A number of recent studies have highlighted the potential of magic mushrooms to treat depression, although the exact mechanism behind this effect remains unclear. While some have speculated that emotional and insightful psychedelic trips are the key healing component, new research carried out in mice suggests that the drug’s active compound is capable of alleviating depression even when no psychedelic experience is produced.
The psychoactive ingredient in magic mushrooms, psilocybin, generates altered states of consciousness by interacting with a particular serotonin receptor known as the 5-HT2A receptor. The same mechanism underlies the activity of other psychedelics like LSD and ayahuasca, and while several such substances are thought to be effective at treating mental health disorders, the nature of the psychedelic experience makes them unsuitable for certain individuals.
For instance, anyone with a family history of schizophrenia or bipolar disorder is generally excluded from studies involving psychedelics, for fear that these drugs may trigger psychosis. Furthermore, the fact that psychedelic-assisted psychotherapy requires the supervision of specially trained medical professionals adds significantly to the cost of treatment, rendering it unaffordable for many patients.
In an attempt to sidestep some of these concerns, a team of researchers sought to determine whether psilocybin retains its ability to treat depression when the receptor responsible for generating psychedelic experiences is deactivated. To do so, they first subjected male mice to stressful lighting and noise for several weeks in order to generate an animal model of depression.
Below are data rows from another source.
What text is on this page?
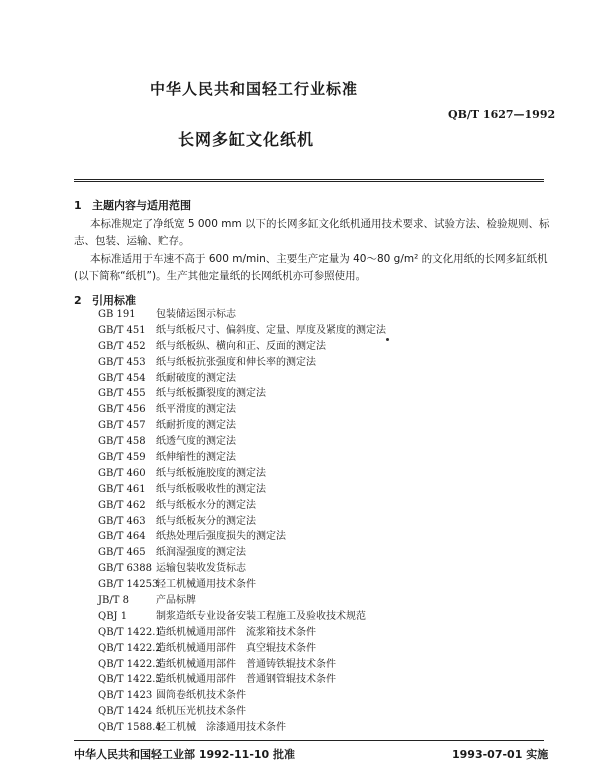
中华人民共和国轻工行业标准
QB/T 1627—1992
长网多缸文化纸机
1 主题内容与适用范围
本标准规定了净纸宽 5 000 mm 以下的长网多缸文化纸机通用技术要求、试验方法、检验规则、标
志、包装、运输、贮存。
本标准适用于车速不高于 600 m/min、主要生产定量为 40～80 g/m² 的文化用纸的长网多缸纸机
(以下简称“纸机”)。生产其他定量纸的长网纸机亦可参照使用。
2 引用标准
GB 191 包装储运图示标志
GB/T 451 纸与纸板尺寸、偏斜度、定量、厚度及紧度的测定法
GB/T 452 纸与纸板纵、横向和正、反面的测定法
GB/T 453 纸与纸板抗张强度和伸长率的测定法
GB/T 454 纸耐破度的测定法
GB/T 455 纸与纸板撕裂度的测定法
GB/T 456 纸平滑度的测定法
GB/T 457 纸耐折度的测定法
GB/T 458 纸透气度的测定法
GB/T 459 纸伸缩性的测定法
GB/T 460 纸与纸板施胶度的测定法
GB/T 461 纸与纸板吸收性的测定法
GB/T 462 纸与纸板水分的测定法
GB/T 463 纸与纸板灰分的测定法
GB/T 464 纸热处理后强度损失的测定法
GB/T 465 纸润湿强度的测定法
GB/T 6388 运输包装收发货标志
GB/T 14253轻工机械通用技术条件
JB/T 8	产品标牌
QBJ 1	制浆造纸专业设备安装工程施工及验收技术规范
QB/T 1422.1造纸机械通用部件　流浆箱技术条件
QB/T 1422.2造纸机械通用部件　真空辊技术条件
QB/T 1422.3造纸机械通用部件　普通铸铁辊技术条件
QB/T 1422.5造纸机械通用部件　普通钢管辊技术条件
QB/T 1423 圆筒卷纸机技术条件
QB/T 1424 纸机压光机技术条件
QB/T 1588.4轻工机械　涂漆通用技术条件
中华人民共和国轻工业部 1992-11-10 批准	1993-07-01 实施
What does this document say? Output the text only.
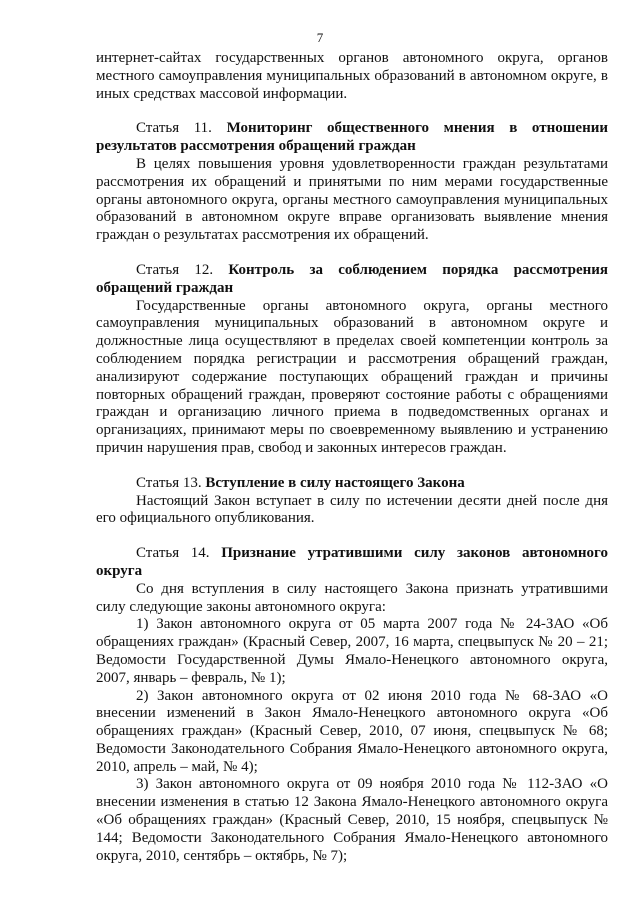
7

интернет-сайтах государственных органов автономного округа, органов местного самоуправления муниципальных образований в автономном округе, в иных средствах массовой информации.

Статья 11. Мониторинг общественного мнения в отношении результатов рассмотрения обращений граждан

В целях повышения уровня удовлетворенности граждан результатами рассмотрения их обращений и принятыми по ним мерами государственные органы автономного округа, органы местного самоуправления муниципальных образований в автономном округе вправе организовать выявление мнения граждан о результатах рассмотрения их обращений.

Статья 12. Контроль за соблюдением порядка рассмотрения обращений граждан

Государственные органы автономного округа, органы местного самоуправления муниципальных образований в автономном округе и должностные лица осуществляют в пределах своей компетенции контроль за соблюдением порядка регистрации и рассмотрения обращений граждан, анализируют содержание поступающих обращений граждан и причины повторных обращений граждан, проверяют состояние работы с обращениями граждан и организацию личного приема в подведомственных органах и организациях, принимают меры по своевременному выявлению и устранению причин нарушения прав, свобод и законных интересов граждан.

Статья 13. Вступление в силу настоящего Закона

Настоящий Закон вступает в силу по истечении десяти дней после дня его официального опубликования.

Статья 14. Признание утратившими силу законов автономного округа

Со дня вступления в силу настоящего Закона признать утратившими силу следующие законы автономного округа:

1) Закон автономного округа от 05 марта 2007 года № 24-ЗАО «Об обращениях граждан» (Красный Север, 2007, 16 марта, спецвыпуск № 20 – 21; Ведомости Государственной Думы Ямало-Ненецкого автономного округа, 2007, январь – февраль, № 1);

2) Закон автономного округа от 02 июня 2010 года № 68-ЗАО «О внесении изменений в Закон Ямало-Ненецкого автономного округа «Об обращениях граждан» (Красный Север, 2010, 07 июня, спецвыпуск № 68; Ведомости Законодательного Собрания Ямало-Ненецкого автономного округа, 2010, апрель – май, № 4);

3) Закон автономного округа от 09 ноября 2010 года № 112-ЗАО «О внесении изменения в статью 12 Закона Ямало-Ненецкого автономного округа «Об обращениях граждан» (Красный Север, 2010, 15 ноября, спецвыпуск № 144; Ведомости Законодательного Собрания Ямало-Ненецкого автономного округа, 2010, сентябрь – октябрь, № 7);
This resulted in the rodents losing interest in pleasurable stimuli such as sugar-laced water or the scent of female mouse urine.
The study authors then treated the animals with psilocybin, along with a substance called ketanserin, which blocks the 5-HT2A receptor and therefore prevents the drug from producing any psychedelic effects. Reporting their findings in the Proceedings of the National Academy of Sciences, the researchers explain that this did not dampen the anti-depressant efficacy of psilocybin, as evidence by the rodent’s renewed interest in both sugar water and female urine after treatment.
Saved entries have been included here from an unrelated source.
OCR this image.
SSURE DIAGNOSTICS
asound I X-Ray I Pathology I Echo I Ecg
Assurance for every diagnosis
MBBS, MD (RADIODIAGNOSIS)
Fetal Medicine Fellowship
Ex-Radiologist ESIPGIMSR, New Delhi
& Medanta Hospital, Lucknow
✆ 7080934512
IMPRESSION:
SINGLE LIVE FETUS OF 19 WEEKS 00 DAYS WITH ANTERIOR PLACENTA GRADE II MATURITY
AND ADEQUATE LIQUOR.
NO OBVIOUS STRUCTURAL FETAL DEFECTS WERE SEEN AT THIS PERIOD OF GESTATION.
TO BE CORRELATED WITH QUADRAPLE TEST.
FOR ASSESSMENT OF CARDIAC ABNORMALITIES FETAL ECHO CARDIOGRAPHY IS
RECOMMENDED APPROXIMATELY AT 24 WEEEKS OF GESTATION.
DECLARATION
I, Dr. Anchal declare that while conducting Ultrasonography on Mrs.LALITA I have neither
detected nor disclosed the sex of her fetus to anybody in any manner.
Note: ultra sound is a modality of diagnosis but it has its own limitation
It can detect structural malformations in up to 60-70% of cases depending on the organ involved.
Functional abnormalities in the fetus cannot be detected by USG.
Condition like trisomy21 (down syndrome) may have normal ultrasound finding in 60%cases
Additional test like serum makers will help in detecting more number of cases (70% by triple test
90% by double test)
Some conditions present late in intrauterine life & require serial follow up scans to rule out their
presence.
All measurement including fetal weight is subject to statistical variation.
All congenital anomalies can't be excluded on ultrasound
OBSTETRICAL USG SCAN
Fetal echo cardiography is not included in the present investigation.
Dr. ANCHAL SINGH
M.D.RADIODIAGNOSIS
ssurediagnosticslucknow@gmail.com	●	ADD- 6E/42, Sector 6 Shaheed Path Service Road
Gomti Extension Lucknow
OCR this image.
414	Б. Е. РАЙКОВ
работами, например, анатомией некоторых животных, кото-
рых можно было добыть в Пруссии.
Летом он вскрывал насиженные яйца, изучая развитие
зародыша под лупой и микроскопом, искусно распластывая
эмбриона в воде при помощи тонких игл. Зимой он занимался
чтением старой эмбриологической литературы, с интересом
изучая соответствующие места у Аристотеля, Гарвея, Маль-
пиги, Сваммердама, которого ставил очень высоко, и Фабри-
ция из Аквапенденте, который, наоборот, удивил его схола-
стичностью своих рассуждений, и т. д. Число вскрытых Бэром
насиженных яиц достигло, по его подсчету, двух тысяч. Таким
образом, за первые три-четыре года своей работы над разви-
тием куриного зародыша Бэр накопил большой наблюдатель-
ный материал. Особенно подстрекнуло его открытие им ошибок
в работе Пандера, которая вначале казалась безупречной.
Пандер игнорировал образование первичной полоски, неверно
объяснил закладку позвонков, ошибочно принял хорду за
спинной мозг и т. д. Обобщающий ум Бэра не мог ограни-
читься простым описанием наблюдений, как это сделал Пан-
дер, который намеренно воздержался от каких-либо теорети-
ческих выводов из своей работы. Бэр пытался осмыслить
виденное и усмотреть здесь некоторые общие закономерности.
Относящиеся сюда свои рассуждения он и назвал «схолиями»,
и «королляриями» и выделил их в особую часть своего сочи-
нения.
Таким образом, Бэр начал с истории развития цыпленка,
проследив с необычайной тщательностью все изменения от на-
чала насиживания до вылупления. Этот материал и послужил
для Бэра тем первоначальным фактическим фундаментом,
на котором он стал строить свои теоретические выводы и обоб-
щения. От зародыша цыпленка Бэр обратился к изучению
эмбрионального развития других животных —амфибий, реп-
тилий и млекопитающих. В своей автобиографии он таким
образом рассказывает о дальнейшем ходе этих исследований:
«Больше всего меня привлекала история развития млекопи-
Furthermore, an analysis of the animals’ brain tissue revealed that psilocybin sparked a strengthening of excitatory synapses in the hippocampus – an effect that is generally associated with fast-acting anti-depressants. That this was achieved without the activation of the 5-HT2A receptor adds to the robustness of the researchers’ claim that psychedelic experiences are not a necessary component of psilocybin-assisted therapy for depression.
Commenting on these findings, study author Dr Scott Thompson explained in a statement that “activation of the receptor causing the psychedelic effect isn’t absolutely required for the antidepressant benefits, at least in mice.”
This is highly encouraging, he says, as “the psychedelic experience is incredibly powerful and can be life-changing, but that could be too much for some people or not appropriate.” Thompson and his colleagues suggest that combining psilocybin with a 5-HT2A inhibitor like ketanserin could make this type of therapy more accessible for larger numbers of patients.